Staring these medical bills in the face frightened me. The average cost of a medivac flight ranges between $12,000 and $25,000 per transport. I wanted to focus my energy on navigating a career path and paying off my student loans, not on trying to forge a path through the maze that is the American health care system.

Private insurance denied my application because of a few preexisting conditions that deemed me to be high risk. Born two-months premature with under-developed lungs and scoliosis, the insurance company considered me too costly to cover. I reached out to the California Department of Health Services to inquire about coverage options for folks that do not qualify for the state’s Medicaid program.

The COVID-19 pandemic has shed harsh but important light on the American health system. Doctors, nurses and health care workers reporting to duty, around the clock, to help contain the spread of the virus and care for the infected. As more people get sick, we’re seeing firsthand why laws like the ACA  — that provide protections for 135 million people with preexisting conditions and health coverage for 20 million people — must be strengthened instead of repealed.

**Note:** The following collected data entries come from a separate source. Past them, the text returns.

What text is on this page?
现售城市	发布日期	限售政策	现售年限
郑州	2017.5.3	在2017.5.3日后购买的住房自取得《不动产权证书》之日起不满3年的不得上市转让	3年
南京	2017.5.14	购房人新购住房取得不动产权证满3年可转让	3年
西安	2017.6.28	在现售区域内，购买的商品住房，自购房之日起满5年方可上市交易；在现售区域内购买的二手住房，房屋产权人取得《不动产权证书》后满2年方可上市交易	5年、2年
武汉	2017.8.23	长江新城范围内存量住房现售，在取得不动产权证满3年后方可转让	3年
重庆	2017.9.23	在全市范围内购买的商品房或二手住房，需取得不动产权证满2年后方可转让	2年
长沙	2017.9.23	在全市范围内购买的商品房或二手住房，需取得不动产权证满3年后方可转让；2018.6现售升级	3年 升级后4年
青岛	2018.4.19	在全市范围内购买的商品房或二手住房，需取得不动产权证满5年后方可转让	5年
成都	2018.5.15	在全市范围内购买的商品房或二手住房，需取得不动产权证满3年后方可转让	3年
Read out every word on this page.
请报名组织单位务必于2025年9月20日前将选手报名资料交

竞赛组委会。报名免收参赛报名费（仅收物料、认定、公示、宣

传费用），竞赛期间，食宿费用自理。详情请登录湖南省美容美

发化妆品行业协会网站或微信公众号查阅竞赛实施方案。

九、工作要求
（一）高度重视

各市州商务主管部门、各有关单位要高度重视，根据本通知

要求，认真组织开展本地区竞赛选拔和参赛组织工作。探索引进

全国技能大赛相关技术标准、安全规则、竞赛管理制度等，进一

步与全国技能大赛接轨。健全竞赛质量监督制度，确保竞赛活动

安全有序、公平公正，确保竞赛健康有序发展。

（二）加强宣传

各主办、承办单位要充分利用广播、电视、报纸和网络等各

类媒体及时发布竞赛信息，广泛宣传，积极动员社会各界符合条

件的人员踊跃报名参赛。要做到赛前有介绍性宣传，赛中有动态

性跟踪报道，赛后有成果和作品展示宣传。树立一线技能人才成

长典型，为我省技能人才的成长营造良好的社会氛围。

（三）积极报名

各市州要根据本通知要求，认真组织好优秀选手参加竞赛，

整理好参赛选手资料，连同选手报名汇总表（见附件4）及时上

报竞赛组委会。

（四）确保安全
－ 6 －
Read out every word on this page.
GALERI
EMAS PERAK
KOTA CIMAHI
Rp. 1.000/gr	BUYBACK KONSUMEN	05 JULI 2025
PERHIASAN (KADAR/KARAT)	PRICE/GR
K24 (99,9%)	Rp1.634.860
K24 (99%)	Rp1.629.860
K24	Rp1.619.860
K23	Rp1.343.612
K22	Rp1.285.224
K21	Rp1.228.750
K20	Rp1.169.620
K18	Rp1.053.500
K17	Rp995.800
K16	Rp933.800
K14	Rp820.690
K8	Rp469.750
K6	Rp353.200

I am forever thankful I had help paying my medical bills. It enabled me to build a career in public service that eventually took me to Washington, D.C. But I know that many others are not as fortunate and sky-high medical bills often derail future plans, negatively affecting quality of life.

Today I live with pulmonary hypertension, a rare disease affecting the heart and lungs. Respiratory disease makes me high-risk to COVID-19 so I am practicing social distancing, taking all required precautions. I urge everyone to do the same. Current events call us to keep up the fight for true universal coverage. We must not only defend the gains we’ve made over the last 10 years, we have an obligation to build on them and protect our care. When it comes to guaranteeing access, quality and affordability of care, we cannot leave anyone behind.